Milan, 8 août (LaPresse) – Le parquet de Milan a déposé aujourd’hui un recours auprès du tribunal de la révision concernant l’affaire de l’ancien Pirellino, impliquant Manfredi Catella, Stefano Boeri, l’ancien conseiller Giancarlo Tancredi, l’ancien président de la commission du paysage Giuseppe Marinoni et le maire Giuseppe Sala, tous mis en examen pour sollicitation indue.

Le parquet a contesté l’ordonnance du juge Mattia Fiorentini, qui avait ordonné les arrestations d’architectes et d’entrepreneurs pour corruption et faux, uniquement dans la partie où il n’avait pas reconnu les “preuves graves” de sollicitation indue. Bien qu’il y ait eu des “pressions” de la part de Sala et Tancredi sur Marinoni, après les menaces de “rupture” de Catella et Boeri, aucune “avantage” ou “utilité” personnelle n’aurait été promise à Marinoni pour modifier son avis sur le projet Pirellino en un avis favorable conditionnel (22 juin 2023).

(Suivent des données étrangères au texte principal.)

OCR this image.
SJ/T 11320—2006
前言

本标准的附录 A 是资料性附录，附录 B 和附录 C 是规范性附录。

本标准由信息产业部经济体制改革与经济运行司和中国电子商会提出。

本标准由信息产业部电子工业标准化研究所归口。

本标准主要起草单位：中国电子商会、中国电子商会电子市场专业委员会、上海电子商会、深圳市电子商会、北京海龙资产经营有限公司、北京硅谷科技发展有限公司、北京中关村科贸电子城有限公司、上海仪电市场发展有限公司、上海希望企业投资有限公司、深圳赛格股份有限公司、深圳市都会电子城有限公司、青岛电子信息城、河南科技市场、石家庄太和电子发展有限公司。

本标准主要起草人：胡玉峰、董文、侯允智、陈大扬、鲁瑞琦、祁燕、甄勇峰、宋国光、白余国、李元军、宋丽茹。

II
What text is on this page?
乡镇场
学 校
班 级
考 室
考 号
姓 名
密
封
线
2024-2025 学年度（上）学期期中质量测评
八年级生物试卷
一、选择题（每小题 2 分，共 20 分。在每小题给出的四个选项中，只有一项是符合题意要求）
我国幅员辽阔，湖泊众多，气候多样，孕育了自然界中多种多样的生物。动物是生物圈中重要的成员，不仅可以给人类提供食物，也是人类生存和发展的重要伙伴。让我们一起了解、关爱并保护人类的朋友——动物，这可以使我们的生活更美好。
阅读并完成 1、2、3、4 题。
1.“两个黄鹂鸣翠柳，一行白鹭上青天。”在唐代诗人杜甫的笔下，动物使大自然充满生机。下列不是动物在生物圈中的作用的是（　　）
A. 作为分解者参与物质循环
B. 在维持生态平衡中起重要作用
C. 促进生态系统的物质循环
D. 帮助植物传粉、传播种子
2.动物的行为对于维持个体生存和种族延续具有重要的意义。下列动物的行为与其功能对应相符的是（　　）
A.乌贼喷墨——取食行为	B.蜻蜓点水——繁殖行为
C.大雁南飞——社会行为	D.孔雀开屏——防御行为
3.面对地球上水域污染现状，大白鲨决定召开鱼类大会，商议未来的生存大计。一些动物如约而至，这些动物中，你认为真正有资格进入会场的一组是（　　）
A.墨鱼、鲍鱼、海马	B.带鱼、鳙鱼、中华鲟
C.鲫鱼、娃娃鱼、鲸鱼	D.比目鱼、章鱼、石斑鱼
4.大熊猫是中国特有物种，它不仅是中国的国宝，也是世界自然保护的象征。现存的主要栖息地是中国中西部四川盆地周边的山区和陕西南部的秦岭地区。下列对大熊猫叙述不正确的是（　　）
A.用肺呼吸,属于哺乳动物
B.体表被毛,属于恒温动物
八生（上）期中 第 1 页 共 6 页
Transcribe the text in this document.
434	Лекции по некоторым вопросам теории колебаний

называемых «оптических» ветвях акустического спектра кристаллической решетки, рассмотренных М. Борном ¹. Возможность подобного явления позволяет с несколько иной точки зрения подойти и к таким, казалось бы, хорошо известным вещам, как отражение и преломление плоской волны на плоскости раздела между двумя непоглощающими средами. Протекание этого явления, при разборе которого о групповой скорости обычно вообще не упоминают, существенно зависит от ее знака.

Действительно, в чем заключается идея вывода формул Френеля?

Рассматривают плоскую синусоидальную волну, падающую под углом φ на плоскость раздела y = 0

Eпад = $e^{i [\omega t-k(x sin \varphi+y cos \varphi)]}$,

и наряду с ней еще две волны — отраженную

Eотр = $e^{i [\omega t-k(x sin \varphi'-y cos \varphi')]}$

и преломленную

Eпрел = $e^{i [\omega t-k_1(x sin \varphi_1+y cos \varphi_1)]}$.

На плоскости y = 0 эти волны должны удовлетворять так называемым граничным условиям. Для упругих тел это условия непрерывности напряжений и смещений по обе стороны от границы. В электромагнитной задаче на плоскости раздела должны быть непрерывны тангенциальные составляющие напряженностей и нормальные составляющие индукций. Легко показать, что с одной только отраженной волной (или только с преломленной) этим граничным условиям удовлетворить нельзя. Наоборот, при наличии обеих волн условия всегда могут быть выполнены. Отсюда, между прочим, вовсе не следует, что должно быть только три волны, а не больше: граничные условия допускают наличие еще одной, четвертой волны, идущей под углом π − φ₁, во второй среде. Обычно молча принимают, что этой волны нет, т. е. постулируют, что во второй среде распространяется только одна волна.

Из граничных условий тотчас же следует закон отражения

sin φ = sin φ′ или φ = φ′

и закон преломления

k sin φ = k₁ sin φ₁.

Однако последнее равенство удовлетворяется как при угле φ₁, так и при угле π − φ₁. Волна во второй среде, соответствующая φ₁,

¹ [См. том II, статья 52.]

La procureure Tiziana Siciliano et la procureure adjointe Marina Petruzzella, signataires de la mesure, ne sont pas d’accord. Elles affirment que “l’acquiescement de Marinoni aux demandes indues de l’assesseur” correspondait en fait “à son intérêt à perpétuer la position de pouvoir qu’il détenait au sein de la commission du paysage”. Ce fait est confirmé par le fait qu’à l’échéance de son mandat, sa fidélité à la ligne politique supérieure a permis qu’il soit à nouveau confirmé par le maire, sur proposition de l’assesseur, alors que Marinoni avait déjà fait l’objet, le 7 novembre 2024, d’une saisie de téléphone dans le cadre de cette enquête – une circonstance connue de l’administration municipale.